A plan to free asylum seekers from Australia's processing centre on Nauru to move around the island may have been ruined by a riot that left the facility in ruins.
The detention centre was all but burned to the ground a week ago, when a large group of asylum seekers torched a health centre, accommodation blocks, offices and cars.
Only the kitchen and recreation facility remained following the blaze, with the damage estimated at $60 million.
Nauru's government said on Friday it would take around six months for the facility to be rebuilt.
"Australia hasn't asked for changes and we haven't put any forward, so yes, it's business as usual," Nauru's acting president, David Adeang, said in a statement.

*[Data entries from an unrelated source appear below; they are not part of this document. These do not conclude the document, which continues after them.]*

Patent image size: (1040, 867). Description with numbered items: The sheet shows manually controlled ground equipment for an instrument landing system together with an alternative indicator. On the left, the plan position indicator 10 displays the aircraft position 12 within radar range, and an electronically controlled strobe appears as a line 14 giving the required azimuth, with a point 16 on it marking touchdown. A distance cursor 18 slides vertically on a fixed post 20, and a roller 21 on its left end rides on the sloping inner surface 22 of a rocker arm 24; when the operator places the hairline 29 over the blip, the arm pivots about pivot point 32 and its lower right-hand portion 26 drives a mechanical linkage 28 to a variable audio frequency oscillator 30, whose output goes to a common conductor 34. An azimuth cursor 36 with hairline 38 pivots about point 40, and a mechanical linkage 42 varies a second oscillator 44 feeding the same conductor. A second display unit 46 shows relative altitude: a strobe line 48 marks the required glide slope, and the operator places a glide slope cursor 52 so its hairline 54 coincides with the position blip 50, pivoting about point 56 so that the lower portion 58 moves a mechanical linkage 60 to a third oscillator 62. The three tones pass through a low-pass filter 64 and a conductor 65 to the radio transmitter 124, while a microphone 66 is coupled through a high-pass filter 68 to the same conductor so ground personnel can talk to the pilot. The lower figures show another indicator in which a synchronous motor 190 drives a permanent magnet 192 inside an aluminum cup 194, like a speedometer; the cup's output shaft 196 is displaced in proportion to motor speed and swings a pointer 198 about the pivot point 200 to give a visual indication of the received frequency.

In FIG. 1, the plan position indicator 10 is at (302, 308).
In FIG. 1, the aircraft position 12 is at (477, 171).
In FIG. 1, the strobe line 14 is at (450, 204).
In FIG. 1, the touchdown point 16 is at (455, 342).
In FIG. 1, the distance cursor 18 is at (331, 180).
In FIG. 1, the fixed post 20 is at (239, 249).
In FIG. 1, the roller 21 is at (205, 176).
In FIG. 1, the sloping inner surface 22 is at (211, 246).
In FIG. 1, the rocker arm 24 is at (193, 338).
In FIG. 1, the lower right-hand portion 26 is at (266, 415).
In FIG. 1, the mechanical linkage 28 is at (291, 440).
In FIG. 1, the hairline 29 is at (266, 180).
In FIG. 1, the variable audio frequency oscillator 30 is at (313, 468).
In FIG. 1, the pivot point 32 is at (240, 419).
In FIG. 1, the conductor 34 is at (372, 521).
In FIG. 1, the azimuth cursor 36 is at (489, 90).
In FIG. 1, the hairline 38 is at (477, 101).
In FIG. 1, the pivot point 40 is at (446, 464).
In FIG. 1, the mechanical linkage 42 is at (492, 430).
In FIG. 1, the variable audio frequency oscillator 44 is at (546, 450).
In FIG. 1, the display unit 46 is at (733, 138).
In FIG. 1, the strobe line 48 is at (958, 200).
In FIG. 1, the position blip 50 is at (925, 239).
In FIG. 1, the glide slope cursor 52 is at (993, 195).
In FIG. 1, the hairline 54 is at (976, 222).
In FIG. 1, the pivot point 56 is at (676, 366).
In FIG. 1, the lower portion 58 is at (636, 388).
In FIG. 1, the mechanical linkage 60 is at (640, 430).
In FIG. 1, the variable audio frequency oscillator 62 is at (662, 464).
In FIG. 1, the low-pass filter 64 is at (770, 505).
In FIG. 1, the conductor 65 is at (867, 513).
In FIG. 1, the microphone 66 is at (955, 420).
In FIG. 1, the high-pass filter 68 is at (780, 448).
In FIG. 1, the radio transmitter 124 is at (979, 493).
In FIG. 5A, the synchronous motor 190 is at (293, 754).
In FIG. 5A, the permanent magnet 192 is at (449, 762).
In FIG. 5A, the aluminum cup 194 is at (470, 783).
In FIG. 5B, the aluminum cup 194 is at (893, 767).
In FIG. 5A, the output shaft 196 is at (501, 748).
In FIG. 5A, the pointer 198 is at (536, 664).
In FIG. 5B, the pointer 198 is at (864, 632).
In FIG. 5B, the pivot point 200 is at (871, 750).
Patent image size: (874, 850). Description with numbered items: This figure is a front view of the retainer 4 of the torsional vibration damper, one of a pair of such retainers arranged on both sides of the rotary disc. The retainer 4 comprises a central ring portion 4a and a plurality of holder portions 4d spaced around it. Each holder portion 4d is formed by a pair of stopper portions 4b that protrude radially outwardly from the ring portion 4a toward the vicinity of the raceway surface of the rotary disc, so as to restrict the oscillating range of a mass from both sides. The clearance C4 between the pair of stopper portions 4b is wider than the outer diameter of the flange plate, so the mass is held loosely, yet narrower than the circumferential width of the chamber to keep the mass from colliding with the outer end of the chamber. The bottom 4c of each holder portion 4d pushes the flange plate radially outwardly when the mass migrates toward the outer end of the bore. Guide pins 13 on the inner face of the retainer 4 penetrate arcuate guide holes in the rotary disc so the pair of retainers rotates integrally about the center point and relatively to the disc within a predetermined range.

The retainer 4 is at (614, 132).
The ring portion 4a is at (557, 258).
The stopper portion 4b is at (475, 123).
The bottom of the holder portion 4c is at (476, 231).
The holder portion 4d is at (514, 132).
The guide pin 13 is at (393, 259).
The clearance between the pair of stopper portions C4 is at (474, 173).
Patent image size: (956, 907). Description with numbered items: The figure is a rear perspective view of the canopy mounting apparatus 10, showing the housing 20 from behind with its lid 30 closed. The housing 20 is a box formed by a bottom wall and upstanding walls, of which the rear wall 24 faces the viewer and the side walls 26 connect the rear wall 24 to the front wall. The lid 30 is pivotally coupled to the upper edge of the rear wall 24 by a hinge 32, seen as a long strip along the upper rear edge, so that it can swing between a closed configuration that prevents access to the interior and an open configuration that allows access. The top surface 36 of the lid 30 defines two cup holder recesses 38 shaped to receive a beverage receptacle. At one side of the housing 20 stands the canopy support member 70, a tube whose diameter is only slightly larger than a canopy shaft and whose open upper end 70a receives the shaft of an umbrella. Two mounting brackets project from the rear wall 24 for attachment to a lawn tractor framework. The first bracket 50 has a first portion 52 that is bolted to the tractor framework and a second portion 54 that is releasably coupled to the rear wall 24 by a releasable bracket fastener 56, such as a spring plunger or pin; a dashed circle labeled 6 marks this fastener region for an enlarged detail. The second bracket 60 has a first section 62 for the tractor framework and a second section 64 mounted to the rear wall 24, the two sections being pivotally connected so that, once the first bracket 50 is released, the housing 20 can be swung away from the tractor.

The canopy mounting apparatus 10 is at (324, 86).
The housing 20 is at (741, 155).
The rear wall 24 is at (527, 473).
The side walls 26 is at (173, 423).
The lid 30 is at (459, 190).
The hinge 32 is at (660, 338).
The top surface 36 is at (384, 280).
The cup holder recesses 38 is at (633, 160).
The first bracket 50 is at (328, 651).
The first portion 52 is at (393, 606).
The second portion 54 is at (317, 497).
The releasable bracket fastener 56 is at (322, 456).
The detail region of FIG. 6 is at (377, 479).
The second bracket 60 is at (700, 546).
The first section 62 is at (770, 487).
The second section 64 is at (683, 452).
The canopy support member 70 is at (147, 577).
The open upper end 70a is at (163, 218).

More than 500 of the 544 asylum seekers on the centre are believed to have taken part in the riot.
Nauru was expected to open the facility to allow asylum seekers freedom to move around on the island.
But Mr Adeang says last week's riot may see that decision reversed.
"If the figures are correct, that more than 500 are involved, that will hinder any decision of an open camp," he said.
"They (asylum seekers) break our laws and they will face our laws."
Opposition Leader Tony Abbott says capacity at Australia's other regional processing centre on Papua New Guinea's Manus Island had already been swamped, even before Prime Minister Kevin Rudd announced his so-called PNG Solution.
Eleven boats with 844 people on board have arrived since Mr Rudd announced last week that Australia would no longer accept asylum seekers arriving by boat, but would instead send them to PNG.
"Mr Rudd can talk and talk and talk, but the boats just come and come and come," Mr Abbott told reporters in Launceston.
Home Affairs Minister Jason Clare admits arrivals are likely to continue for the immediate future.
"Every lie you can think of is now being told to encourage people to get on to boats," Mr Clare said.
"That's why you can expect more boats to come over the next few weeks."
The United Nations High Commissioner for Refugees declared it was "troubled" by the PNG deal, pointing to a lack of protections and safeguards.
Mr Abbott says people smugglers wouldn't take Labor's new policy seriously until asylum seekers were actually sent to PNG.
Mr Abbott's own policy is to bring all 12 agencies involved in border protection into a single border protection task force to be headed by a three-star military commander.
But it's come under fire from the defence chief who was in charge of turning back asylum seeker boats under John Howard.
Retired Rear Admiral Chris Barrie says the plan amounts to simply shuffling arrangements in Canberra.
"By adding another three-star to the six three-stars we already have, all we're doing is paying somebody to do a job that could already be done effectively anyway if we tried a little harder," he told ABC radio.
"How is that actually going to affect the numbers of people coming to Australia? It's still trying to solve a problem at the wrong end of the equation."